At long last the daily dose of red-hot speculation, tabled bids, failed deals and last-minute hijacks is finally over. The window is closed, its hinges oiled; it is securely bolted, padlocked with the curtains drawn until winter. The omnipresent Fabrizio Romano can give his twittering finger a well-earned rest and Rob Newman can toss his list of 2022 targets into the recycling. According to reports, he has already ripped a fresh sheet of paper from his pad, written “2023” on the top and underlined it twice. In the coming months a new list of exciting names will be progressively added to it.
There can be few complaints (there will always be some -ed) on the amount of money that has been committed by the owners this summer. It’s early days, but the incomings look to be a significant upgrades on the departed. Perhaps we are now business class rather than premium economy? But is this level of transfer activity a one-time splurge or the start of a new abnormal at the London Stadium? A golden era of enlightenment from Gold & Sullivan or the emegent transition of influence towards Daniel Kretinsky?
Incidentally the Czech Sphinx was in the news for different reasons this week, having purchased a whole chateau in France for roughly the same outlay as recruiting Lucas Paqueta. Kretinsky’s net worth is now reported to be a whopping £3 billion. A fortune, it is said, that has been largely assembled through buying up a string of unloved assets – “do they mean us?” (© Derek Jameson)?
David Moyes feels the Hammers now have a squad capable of competing at the top end of the table. On paper, that is true, and it is now up to him to translate that potential to performances on the pitch. A win and a draw have moved the narrative from three consecutive defeats to unbeaten in two. It is imperative to maintain that momentum in the league while navigating the Europa Conference group stages which start next week. In total, West Ham face eighteen matches and one international break in the ten weeks prior to the World Cup. Careful squad rotation is necessary to claw our way back up the league and keep the UEFA co-efficient ticking over.
The squad now has realistic options and competition for most positions on the pitch. Perhaps a change in style is also on the cards. Relying less on counter attacking and creating more with the ball to provide penetration against opponents who refuse to play our game and are willing to surrender possession. It also gives us more room to deliberation on team selection other than pondering which two from Pablo Fornals, Manuel Lanzini and Said Benrahma will be starting this week.
Possible variations to formation away from the tried and tested 4-2-3-1 has also been mooted with some suggesting Moyes may now favour three at the back. Personally, I’m not convinced that we have the wing-backs offering defensive competence and pace and width going forward that such a switch would require.
It was a much improved performance in the midweek game against a highly cynical Tottenham side, particularly after the break. By the end, it was disappointing not to have taken all three points. What was even more remarkable was that our goal came as a result of a throw-in – a West Ham throw is invariably among the quickest ways to return the ball to the opposition. The last throw-in inspired goal I can recall was King Arthur’s humdinger against today’s opponents, Chelsea, in December of last year.

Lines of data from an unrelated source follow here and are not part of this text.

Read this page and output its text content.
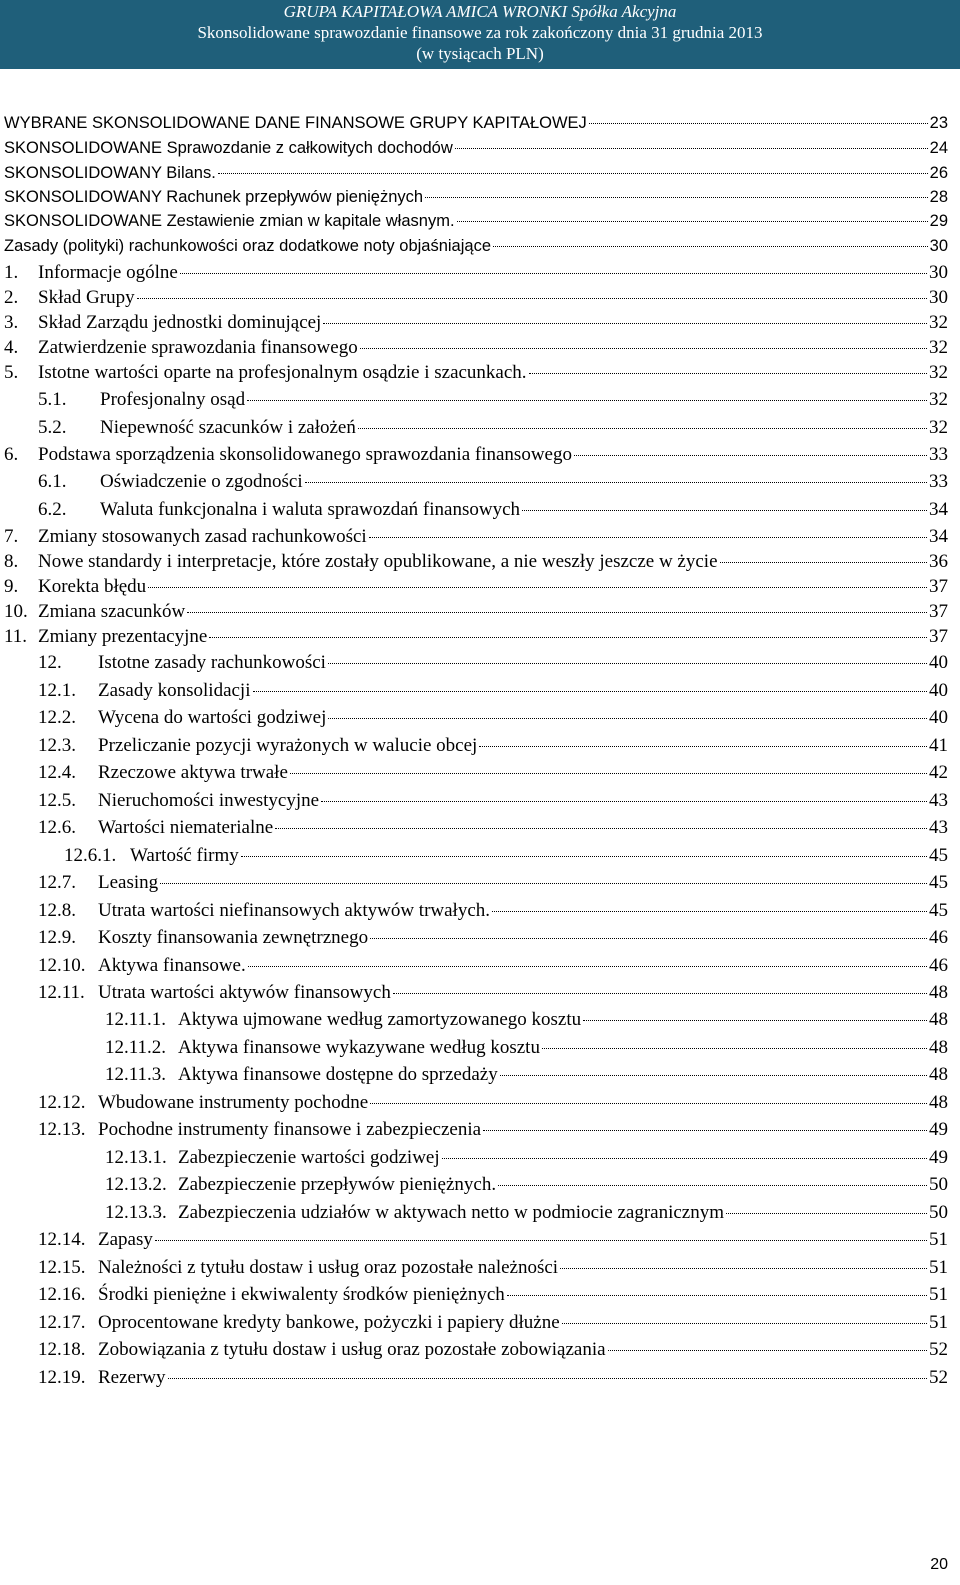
GRUPA KAPITAŁOWA AMICA WRONKI Spółka Akcyjna
Skonsolidowane sprawozdanie finansowe za rok zakończony dnia 31 grudnia 2013
(w tysiącach PLN)
WYBRANE SKONSOLIDOWANE DANE FINANSOWE GRUPY KAPITAŁOWEJ	23
SKONSOLIDOWANE Sprawozdanie z całkowitych dochodów	24
SKONSOLIDOWANY Bilans.	26
SKONSOLIDOWANY Rachunek przepływów pieniężnych	28
SKONSOLIDOWANE Zestawienie zmian w kapitale własnym.	29
Zasady (polityki) rachunkowości oraz dodatkowe noty objaśniające	30
1. Informacje ogólne	30
2. Skład Grupy	30
3. Skład Zarządu jednostki dominującej	32
4. Zatwierdzenie sprawozdania finansowego	32
5. Istotne wartości oparte na profesjonalnym osądzie i szacunkach.	32
5.1. Profesjonalny osąd	32
5.2. Niepewność szacunków i założeń	32
6. Podstawa sporządzenia skonsolidowanego sprawozdania finansowego	33
6.1. Oświadczenie o zgodności	33
6.2. Waluta funkcjonalna i waluta sprawozdań finansowych	34
7. Zmiany stosowanych zasad rachunkowości	34
8. Nowe standardy i interpretacje, które zostały opublikowane, a nie weszły jeszcze w życie	36
9. Korekta błędu	37
10. Zmiana szacunków	37
11. Zmiany prezentacyjne	37
12. Istotne zasady rachunkowości	40
12.1. Zasady konsolidacji	40
12.2. Wycena do wartości godziwej	40
12.3. Przeliczanie pozycji wyrażonych w walucie obcej	41
12.4. Rzeczowe aktywa trwałe	42
12.5. Nieruchomości inwestycyjne	43
12.6. Wartości niematerialne	43
12.6.1. Wartość firmy	45
12.7. Leasing	45
12.8. Utrata wartości niefinansowych aktywów trwałych.	45
12.9. Koszty finansowania zewnętrznego	46
12.10. Aktywa finansowe.	46
12.11. Utrata wartości aktywów finansowych	48
12.11.1. Aktywa ujmowane według zamortyzowanego kosztu	48
12.11.2. Aktywa finansowe wykazywane według kosztu	48
12.11.3. Aktywa finansowe dostępne do sprzedaży	48
12.12. Wbudowane instrumenty pochodne	48
12.13. Pochodne instrumenty finansowe i zabezpieczenia	49
12.13.1. Zabezpieczenie wartości godziwej	49
12.13.2. Zabezpieczenie przepływów pieniężnych.	50
12.13.3. Zabezpieczenia udziałów w aktywach netto w podmiocie zagranicznym	50
12.14. Zapasy	51
12.15. Należności z tytułu dostaw i usług oraz pozostałe należności	51
12.16. Środki pieniężne i ekwiwalenty środków pieniężnych	51
12.17. Oprocentowane kredyty bankowe, pożyczki i papiery dłużne	51
12.18. Zobowiązania z tytułu dostaw i usług oraz pozostałe zobowiązania	52
12.19. Rezerwy	52
20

It is difficult to know what to make of Chelsea in the post- war (the Ukraine one) era. They have invested heavily during the summer but the bottomless pit of dodgy Russian money that had financed success over the past twenty years will no longer be sloshing around. They are a team in transition that has made a stuttering start to the season and, like Tottenham, their most realistic target this term is to target the fourth Champions League spot.

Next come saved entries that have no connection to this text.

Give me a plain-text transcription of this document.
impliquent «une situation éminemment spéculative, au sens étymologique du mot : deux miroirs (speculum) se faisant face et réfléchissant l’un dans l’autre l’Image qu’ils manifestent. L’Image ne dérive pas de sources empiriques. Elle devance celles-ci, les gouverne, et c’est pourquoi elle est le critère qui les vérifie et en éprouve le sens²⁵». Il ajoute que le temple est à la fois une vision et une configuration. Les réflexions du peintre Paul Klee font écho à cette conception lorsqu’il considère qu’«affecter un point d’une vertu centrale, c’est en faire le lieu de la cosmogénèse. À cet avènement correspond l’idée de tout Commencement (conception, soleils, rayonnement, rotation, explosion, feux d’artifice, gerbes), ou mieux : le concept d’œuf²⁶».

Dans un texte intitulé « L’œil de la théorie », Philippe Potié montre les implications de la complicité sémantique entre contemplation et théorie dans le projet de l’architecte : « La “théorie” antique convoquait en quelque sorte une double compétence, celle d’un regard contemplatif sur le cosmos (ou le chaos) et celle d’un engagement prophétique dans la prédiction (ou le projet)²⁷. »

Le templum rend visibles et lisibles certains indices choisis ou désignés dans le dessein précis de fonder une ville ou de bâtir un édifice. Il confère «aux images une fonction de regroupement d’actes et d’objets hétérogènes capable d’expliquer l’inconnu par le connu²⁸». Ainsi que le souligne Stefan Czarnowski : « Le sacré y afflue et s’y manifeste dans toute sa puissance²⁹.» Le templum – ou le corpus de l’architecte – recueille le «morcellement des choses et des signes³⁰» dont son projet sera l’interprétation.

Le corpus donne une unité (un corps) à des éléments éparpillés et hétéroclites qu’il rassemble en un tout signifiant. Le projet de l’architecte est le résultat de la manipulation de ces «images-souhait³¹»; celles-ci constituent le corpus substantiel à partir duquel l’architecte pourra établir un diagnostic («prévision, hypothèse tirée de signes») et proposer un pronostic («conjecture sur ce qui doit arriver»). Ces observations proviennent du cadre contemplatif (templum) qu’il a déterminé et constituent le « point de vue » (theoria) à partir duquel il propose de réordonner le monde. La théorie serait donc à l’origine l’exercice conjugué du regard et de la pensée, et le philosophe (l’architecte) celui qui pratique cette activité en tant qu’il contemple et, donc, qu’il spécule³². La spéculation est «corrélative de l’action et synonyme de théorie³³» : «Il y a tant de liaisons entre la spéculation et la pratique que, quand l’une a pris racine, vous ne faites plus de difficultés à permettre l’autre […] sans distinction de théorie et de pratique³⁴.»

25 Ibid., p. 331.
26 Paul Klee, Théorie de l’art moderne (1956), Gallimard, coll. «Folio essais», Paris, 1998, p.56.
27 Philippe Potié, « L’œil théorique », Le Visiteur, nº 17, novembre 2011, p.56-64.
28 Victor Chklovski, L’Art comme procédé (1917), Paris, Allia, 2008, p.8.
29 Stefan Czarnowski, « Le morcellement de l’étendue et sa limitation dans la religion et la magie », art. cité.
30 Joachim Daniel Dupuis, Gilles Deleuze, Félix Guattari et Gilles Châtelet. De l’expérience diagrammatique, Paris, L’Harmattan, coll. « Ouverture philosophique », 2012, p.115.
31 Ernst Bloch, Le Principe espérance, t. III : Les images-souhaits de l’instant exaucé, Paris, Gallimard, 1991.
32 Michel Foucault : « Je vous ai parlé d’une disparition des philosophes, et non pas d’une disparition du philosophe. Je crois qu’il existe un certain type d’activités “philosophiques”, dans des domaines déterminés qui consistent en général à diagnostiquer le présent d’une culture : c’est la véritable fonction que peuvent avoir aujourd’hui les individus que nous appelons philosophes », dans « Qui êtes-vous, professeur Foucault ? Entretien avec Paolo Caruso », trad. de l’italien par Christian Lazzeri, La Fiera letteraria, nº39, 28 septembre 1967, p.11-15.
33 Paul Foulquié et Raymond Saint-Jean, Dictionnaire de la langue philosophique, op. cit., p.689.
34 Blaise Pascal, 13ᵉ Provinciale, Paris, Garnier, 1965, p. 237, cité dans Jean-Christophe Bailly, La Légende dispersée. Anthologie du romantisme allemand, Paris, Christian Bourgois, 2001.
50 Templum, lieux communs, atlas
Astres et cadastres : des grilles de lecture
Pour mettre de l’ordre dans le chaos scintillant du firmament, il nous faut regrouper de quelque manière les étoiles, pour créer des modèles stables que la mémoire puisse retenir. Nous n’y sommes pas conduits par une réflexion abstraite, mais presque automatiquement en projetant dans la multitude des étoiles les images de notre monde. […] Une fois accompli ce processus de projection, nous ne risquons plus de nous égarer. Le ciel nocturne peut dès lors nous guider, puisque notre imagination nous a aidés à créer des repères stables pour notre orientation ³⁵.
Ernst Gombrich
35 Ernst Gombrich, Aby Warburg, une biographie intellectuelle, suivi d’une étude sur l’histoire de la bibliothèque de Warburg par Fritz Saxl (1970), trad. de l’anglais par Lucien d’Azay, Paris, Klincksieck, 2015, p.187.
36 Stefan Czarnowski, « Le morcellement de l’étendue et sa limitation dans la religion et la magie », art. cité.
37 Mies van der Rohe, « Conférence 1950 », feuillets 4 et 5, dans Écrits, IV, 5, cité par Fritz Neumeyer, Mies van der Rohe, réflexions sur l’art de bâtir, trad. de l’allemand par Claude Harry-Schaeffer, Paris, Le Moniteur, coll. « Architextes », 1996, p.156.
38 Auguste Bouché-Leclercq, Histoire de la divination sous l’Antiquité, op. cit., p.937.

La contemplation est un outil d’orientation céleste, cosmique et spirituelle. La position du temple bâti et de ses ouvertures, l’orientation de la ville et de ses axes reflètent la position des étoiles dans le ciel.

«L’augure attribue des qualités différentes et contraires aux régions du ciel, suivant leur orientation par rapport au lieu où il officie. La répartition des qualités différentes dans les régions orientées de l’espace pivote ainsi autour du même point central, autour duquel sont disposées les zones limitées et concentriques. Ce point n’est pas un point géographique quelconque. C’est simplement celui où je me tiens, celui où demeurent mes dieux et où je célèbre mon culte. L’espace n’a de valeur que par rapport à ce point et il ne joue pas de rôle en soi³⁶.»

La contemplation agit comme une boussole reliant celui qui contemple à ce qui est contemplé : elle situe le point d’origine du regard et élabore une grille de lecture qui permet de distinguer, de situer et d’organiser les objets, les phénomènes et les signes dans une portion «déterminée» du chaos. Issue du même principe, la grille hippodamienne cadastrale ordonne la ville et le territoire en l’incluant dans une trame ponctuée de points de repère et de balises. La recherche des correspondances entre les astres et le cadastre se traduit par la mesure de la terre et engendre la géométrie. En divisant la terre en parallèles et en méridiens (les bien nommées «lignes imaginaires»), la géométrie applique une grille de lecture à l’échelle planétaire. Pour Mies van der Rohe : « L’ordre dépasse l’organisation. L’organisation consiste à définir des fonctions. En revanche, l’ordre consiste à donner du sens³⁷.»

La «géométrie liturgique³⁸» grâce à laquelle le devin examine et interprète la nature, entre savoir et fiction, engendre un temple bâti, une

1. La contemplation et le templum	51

Looking through the Chelsea team sheet no longer strikes the fear of god into opponents as it once did. They have good players but not great ones. Tuchel has his side playing a fast, enterprising style of football that creates plenty of openings, but without enough product at the end of it. For me, James and Sterling are the players to watch out for. Interestingly, their line-up today may include both Gallagher and Broja, two players heavily linked with a move across London during the summer, and who partly built their reputations on fine performances against the Hammers in the past.

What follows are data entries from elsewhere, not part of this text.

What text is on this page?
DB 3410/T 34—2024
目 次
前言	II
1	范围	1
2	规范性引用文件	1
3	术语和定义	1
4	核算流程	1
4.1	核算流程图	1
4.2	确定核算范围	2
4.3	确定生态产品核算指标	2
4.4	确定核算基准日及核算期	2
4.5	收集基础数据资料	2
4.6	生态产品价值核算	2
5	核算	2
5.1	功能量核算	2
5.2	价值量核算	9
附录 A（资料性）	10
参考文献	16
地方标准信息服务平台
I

I suspect a further dose of Moyes caution today by leaving Paqueta and Gianluca Scamacca (if fit and well) on the bench for the first hour. Emerson might well be preferred over Aaron Cresswell but otherwise predict the same starting eleven as on Wednesday. Some have been calling for Jarrod Bowen to be benched but thought he was starting to look a threat again against Tottenham – and the only potential replacement would be to shift Antonio out wide. Pablo Fornals is another who has been dividing opinion. His work on the ball has been well below required levels but I’m convinced Moyes will stick with him due to his tireless pressing off the ball.
Quite a few Hammer’s fans I have spoken to are very bullish about today’s game. Their sense that of the two games played this week, away at Chelsea had greater points potential than home to Tottenham. Not sure I fully share that optimism, although the game is there to be won if the attitude is right. A second half performance from the first whistle would be a nice change. The tendency for slow starts and undue respect for once glorious opponents must be flushed from of the system.
If Declan Rice and Thomas Soucek continue their return to form and the excellent Thilo Kehrer and Kurt Zouma remain alert to the forward runs from deep, it could be a profitable afternoon for the boys in claret and blue (or white and orange). I do think, though, that another draw is most likely outcome. COYI!